Tensorflow.keras.LSTM vs. tf.contrib.rnn.LSTMBlockFusedCell

I have a TF 1.14 model which uses “tf.contrib.rnn.LSTMBlockFusedCell”, which I am trying to replicate in TF2.4. It is a variant of “DeepSpeech, v. 0.5.1”.

Both models have one LSTM and five Dense layers.

The layer weights are loaded from a DeepSpeech v. 0.5.1 Checkpoint into the TF2.4 model,
taking care to split kernel from recurrent_kernel, and re-ordering the blocks
(i,c,f,o) → (i,f,c,o) as suggested by a kind person here.

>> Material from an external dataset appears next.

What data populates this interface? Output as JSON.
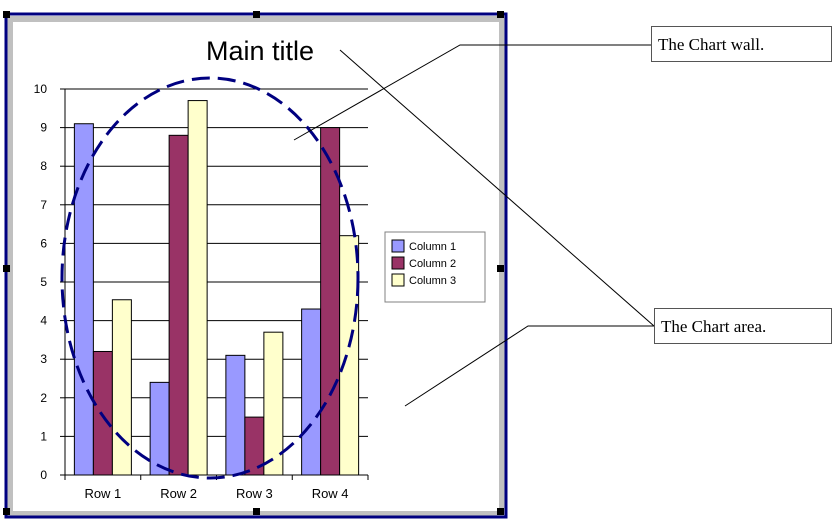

The models take same input, all other layers (the five Dense layers) have same inputs and outputs, only the LSTM layers have different outputs in teh two models.
The final outputs are in the same order of magnitude, but the TF2.4 result is not close to correct, that is: does not translate audio to text, which the TF1.14 model does almost satisfactorily.

Does anyone here know whether Tensorflow.keras.LSTM and tf.contrib.rnn.LSTMBlockFusedCell are in fact designed to work identically? Am I wasting my time trying to get the same results?

1 Like

I don’t know if you could be interested to explore the upstream diff on how they are refactoring the model (to remove also the old contrib):

https://github.com/mozilla/DeepSpeech/pull/3485

3 Likes